Weird Traffic from FOG Server
Since upgrading to 1.5.9 our FOG Server has been sending traffic that is being picked up by our firewall as “CoinMiner.C_4 (trojan)” it says that the destination is 10.2.254.102, 54614. I was wondering if anyone has had this happen to them.
Sebastian Roth Moderator last edited by
@cwgcad As George said this looks like a response packet. With source port 80 this must be the case I would think. So please figure out what the other IP is!
Matching the alerts with httpd log in the FOG server is a great idea.
george1421 Moderator last edited by george1421
@cwgcad So who are the actors here?
I assume that 10.2.25.80 is your fog server. What is device 10.2.254.100 (I’m thinking a client computer with the fog client service running)?
Make sure you have NTP setup on your fog server so the time is accurate according to your network. I’m almost thinking that the FOG server is responding to a query at that time and its response appears virus like.
The idea is to coordinate the time of the firewall log capture with the apache web server access log at the time of the incident.
/var/log/httpdfor RHEL based systems and
/var/log/apache2for debian based. There should be an access and error log in that directory we need to coordinate the access log to see if we have a query in from that external host just before the firewall detected the virus like response.
I’m thinking this is a false positive but lets not go there yet. We also can use tcpdump on the fog server to get a packet capture of this traffic for analysis. tcpdump would be outside of anything and should capture the packets that is triggering your firewall. If it is a false positive you can submit the packet capture to your firewall company for them to review.

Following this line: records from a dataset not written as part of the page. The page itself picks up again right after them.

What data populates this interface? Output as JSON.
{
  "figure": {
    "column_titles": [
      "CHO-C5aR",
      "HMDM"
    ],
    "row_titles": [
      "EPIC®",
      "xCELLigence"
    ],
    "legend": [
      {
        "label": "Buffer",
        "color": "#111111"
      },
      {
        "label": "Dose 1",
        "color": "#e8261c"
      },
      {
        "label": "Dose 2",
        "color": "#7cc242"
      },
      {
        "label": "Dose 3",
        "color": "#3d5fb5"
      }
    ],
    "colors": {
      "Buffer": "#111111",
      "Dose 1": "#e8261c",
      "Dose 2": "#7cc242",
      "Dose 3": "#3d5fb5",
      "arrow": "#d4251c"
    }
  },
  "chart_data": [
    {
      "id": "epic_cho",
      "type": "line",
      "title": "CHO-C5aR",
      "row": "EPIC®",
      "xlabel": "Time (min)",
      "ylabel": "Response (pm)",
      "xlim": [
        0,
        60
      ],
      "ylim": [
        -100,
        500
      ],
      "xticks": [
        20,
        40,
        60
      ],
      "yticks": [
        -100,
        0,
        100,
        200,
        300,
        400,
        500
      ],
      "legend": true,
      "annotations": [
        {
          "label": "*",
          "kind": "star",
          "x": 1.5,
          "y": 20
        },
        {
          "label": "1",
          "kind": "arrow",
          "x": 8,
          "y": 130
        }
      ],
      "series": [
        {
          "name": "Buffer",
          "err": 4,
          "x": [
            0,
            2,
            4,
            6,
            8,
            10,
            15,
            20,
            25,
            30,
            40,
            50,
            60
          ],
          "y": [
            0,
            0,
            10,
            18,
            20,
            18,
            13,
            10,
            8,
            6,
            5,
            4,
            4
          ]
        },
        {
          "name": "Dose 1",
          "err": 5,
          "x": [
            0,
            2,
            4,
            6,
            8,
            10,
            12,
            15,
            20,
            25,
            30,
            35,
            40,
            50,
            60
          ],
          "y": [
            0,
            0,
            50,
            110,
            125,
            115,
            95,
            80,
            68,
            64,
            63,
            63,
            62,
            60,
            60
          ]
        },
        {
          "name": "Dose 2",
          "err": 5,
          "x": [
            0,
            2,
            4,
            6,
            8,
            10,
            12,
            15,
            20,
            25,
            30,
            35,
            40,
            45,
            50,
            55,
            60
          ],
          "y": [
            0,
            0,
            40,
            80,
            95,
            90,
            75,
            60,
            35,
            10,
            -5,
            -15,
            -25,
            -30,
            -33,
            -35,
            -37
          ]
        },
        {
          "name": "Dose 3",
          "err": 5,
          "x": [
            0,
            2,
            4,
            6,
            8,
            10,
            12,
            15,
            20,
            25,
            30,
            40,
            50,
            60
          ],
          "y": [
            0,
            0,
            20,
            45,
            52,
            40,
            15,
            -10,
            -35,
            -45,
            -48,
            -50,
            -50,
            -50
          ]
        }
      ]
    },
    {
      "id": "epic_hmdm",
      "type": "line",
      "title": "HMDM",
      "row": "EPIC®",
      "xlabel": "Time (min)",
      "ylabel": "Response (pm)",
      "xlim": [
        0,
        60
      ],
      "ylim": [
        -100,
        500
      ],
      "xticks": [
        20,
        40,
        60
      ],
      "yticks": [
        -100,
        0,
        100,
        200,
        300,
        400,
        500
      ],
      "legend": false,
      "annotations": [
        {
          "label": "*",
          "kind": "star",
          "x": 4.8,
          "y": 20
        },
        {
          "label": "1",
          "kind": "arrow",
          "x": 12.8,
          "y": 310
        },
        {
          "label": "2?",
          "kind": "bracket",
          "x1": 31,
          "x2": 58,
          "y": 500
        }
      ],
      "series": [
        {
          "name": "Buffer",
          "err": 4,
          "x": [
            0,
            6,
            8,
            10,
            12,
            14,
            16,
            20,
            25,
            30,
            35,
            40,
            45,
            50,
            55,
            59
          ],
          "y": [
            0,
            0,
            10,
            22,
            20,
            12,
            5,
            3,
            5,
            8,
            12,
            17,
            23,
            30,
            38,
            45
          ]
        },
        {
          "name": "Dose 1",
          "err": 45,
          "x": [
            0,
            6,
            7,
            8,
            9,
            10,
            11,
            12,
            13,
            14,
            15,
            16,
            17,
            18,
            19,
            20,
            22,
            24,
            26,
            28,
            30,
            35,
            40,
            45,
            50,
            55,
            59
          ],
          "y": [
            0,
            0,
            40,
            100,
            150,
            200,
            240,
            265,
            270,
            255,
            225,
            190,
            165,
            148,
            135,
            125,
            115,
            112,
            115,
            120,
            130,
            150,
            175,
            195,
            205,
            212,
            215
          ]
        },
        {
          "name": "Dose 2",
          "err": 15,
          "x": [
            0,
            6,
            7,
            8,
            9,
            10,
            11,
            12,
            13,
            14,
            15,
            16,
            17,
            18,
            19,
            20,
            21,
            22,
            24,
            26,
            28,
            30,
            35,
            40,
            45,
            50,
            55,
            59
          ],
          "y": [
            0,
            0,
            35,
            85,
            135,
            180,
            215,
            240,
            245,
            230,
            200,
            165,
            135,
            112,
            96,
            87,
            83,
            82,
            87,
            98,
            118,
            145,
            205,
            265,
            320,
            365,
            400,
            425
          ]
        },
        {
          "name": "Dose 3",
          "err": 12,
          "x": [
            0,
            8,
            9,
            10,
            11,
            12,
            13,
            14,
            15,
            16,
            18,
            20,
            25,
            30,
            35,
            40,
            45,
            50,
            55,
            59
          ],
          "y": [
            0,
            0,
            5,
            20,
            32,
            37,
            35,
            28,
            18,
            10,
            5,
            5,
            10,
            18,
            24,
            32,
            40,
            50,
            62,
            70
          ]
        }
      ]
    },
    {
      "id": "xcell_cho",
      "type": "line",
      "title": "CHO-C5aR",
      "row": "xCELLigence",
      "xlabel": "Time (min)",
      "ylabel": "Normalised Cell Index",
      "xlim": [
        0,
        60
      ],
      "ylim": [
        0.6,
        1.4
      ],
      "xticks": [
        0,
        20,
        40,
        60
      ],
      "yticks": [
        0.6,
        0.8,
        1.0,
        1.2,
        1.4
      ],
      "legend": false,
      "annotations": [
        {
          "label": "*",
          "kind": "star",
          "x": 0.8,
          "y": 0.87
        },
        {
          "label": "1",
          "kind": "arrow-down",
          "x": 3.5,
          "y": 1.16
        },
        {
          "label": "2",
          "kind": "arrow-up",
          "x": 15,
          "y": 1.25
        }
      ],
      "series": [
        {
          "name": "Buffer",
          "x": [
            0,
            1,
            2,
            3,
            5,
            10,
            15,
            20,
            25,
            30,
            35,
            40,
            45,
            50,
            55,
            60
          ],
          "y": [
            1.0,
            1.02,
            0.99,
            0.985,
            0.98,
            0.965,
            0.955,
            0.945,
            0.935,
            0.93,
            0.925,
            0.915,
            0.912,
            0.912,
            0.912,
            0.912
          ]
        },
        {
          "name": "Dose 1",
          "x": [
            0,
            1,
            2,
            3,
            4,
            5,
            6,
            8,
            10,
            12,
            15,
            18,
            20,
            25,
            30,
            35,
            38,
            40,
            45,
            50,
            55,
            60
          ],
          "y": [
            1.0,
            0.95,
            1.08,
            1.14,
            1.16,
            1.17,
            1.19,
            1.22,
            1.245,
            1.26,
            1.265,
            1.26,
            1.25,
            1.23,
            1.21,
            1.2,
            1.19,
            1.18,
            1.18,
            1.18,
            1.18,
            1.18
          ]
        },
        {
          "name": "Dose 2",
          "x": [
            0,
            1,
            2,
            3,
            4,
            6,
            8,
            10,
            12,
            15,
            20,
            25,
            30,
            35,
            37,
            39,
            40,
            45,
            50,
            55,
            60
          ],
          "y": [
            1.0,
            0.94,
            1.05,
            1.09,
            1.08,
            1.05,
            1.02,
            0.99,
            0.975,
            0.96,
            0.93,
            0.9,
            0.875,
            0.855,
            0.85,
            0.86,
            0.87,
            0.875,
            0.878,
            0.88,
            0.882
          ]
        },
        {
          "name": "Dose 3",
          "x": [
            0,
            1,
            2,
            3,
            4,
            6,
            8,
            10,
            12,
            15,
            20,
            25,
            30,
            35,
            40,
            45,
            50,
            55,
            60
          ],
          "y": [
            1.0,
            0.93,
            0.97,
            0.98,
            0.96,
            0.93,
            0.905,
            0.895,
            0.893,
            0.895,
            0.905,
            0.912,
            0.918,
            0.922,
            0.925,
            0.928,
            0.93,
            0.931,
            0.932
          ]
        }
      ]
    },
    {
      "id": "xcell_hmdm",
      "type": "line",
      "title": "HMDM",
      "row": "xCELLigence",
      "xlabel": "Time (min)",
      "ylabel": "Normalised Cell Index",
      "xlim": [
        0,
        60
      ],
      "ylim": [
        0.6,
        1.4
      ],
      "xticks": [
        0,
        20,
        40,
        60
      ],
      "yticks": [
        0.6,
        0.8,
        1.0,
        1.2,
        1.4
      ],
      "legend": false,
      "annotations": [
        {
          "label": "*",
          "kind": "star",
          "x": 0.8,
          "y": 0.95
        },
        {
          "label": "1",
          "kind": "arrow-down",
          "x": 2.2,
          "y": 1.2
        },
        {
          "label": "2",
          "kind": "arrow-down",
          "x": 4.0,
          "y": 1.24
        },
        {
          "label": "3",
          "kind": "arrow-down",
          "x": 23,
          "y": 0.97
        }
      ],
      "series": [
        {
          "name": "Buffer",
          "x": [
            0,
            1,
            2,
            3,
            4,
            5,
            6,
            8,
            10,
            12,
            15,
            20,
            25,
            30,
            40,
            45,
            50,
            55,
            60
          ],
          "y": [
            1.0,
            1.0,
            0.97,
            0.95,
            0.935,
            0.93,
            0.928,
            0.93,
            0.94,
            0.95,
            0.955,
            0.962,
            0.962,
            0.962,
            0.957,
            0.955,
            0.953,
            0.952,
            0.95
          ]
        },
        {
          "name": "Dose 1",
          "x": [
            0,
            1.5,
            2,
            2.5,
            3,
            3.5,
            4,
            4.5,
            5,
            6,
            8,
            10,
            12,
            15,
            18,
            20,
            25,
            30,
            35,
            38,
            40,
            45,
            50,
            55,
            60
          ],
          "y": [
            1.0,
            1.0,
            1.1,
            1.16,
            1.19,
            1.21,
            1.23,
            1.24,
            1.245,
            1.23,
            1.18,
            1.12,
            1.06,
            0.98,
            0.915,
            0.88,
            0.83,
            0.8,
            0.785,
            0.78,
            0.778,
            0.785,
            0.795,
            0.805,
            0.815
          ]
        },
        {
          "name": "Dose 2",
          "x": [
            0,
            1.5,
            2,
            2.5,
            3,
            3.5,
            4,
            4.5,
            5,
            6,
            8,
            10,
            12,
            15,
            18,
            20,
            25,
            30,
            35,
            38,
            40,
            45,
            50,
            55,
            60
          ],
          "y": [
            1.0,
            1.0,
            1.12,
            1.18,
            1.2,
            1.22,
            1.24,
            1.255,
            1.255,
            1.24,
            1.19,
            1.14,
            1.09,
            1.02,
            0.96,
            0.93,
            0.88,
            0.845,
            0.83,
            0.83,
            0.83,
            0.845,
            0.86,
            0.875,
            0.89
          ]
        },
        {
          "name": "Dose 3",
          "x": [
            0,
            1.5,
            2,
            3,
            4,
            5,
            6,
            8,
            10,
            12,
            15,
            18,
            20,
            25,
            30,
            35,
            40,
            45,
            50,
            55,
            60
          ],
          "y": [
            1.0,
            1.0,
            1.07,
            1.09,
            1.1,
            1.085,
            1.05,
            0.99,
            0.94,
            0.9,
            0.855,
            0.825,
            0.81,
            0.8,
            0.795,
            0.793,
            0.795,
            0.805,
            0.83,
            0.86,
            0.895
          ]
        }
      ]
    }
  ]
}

@george1421 Thanks! I will try this the next time it happens
So I was able to catch one and this is what I got back. It’s on port 80 which would be httpd
sudo netstat -nap | grep :49412 tcp6 0 0 10.2.25.80:80 10.2.254.100:49412 TIME_WAIT -
which gives me no more info than the firewall alert does
Also it seems to use a different port all the time
sudo netstat -nap | grep 10.2.254.100 tcp6 0 0 10.2.25.80:80 10.2.254.100:49501 TIME_WAIT - tcp6 0 0 10.2.25.80:80 10.2.254.100:49500 TIME_WAIT - tcp6 0 0 10.2.25.80:80 10.2.254.100:49498 TIME_WAIT - tcp6 0 0 10.2.25.80:80 10.2.254.100:49497 TIME_WAIT - tcp6 0 0 10.2.25.80:80 10.2.254.100:49504 TIME_WAIT - tcp6 0 0 10.2.25.80:80 10.2.254.100:49499 TIME_WAIT -
@sebastian-roth I do get the source IP which is the FOG Server. I had started the server up again a bit ago and it started sending more requests. I stopped the httpd service and they stopped. I just started the service again for sanity check and so far it hasn’t sent any but I have seen the server go hours without anything and then send them continuously for 1 - 2 hours. So I will wait for emails and report back, I should see something within the next 24 hours if I’m going to at all.
george1421 Moderator last edited by george1421
@cwgcad said in Weird Traffic from FOG Server:
So the source address is your FOG server and the destination address is the IP address above? If so is that IP address valid for your network?
In your firewall log does it list the FOG server and its source port? Can you catch it while the traffic is happening? If you can and you know the source port run this command on linux
sudo netstat -nap | grep :199Replace
199with the suspect sending port. Lets see if we can find the process that is sending the traffic.
Sebastian Roth Moderator last edited by Sebastian Roth
@cwgcad Does your firewall also tell you which source the packets come from?
If you shutdown the FOG server and keep seeing the blocks it’s very likely not the FOG server sending the requests.
@tom-elliott no I didn’t run anything at all yesterday, From 5PM - 7:30PM when I shut the server down I kept getting emails from the firewall every minute detecting and blocking the same traffic. I didn’t have this issue with 1.5.8 but as soon as I had upgraded to 1.5.9 it started happening. I don’t want to accuse FOG of anything and it is possible that it is a false positive.
I have been searching online as to how I can identify which process is sending this request I haven’t found anything. I have found lots of stuff but nothing that ties a process to the request. With the knowledge you have, is there anyway I could find this out?
Tom Elliott last edited by
@cwgcad we used to have a mining system in fos but it needed to be enabled and configured. We have since stopped doing this. For quite some time really. I highly doubt this is something fog did but maybe a firewall rule was put in place for a specific port number? Did you run a multicast task by chance?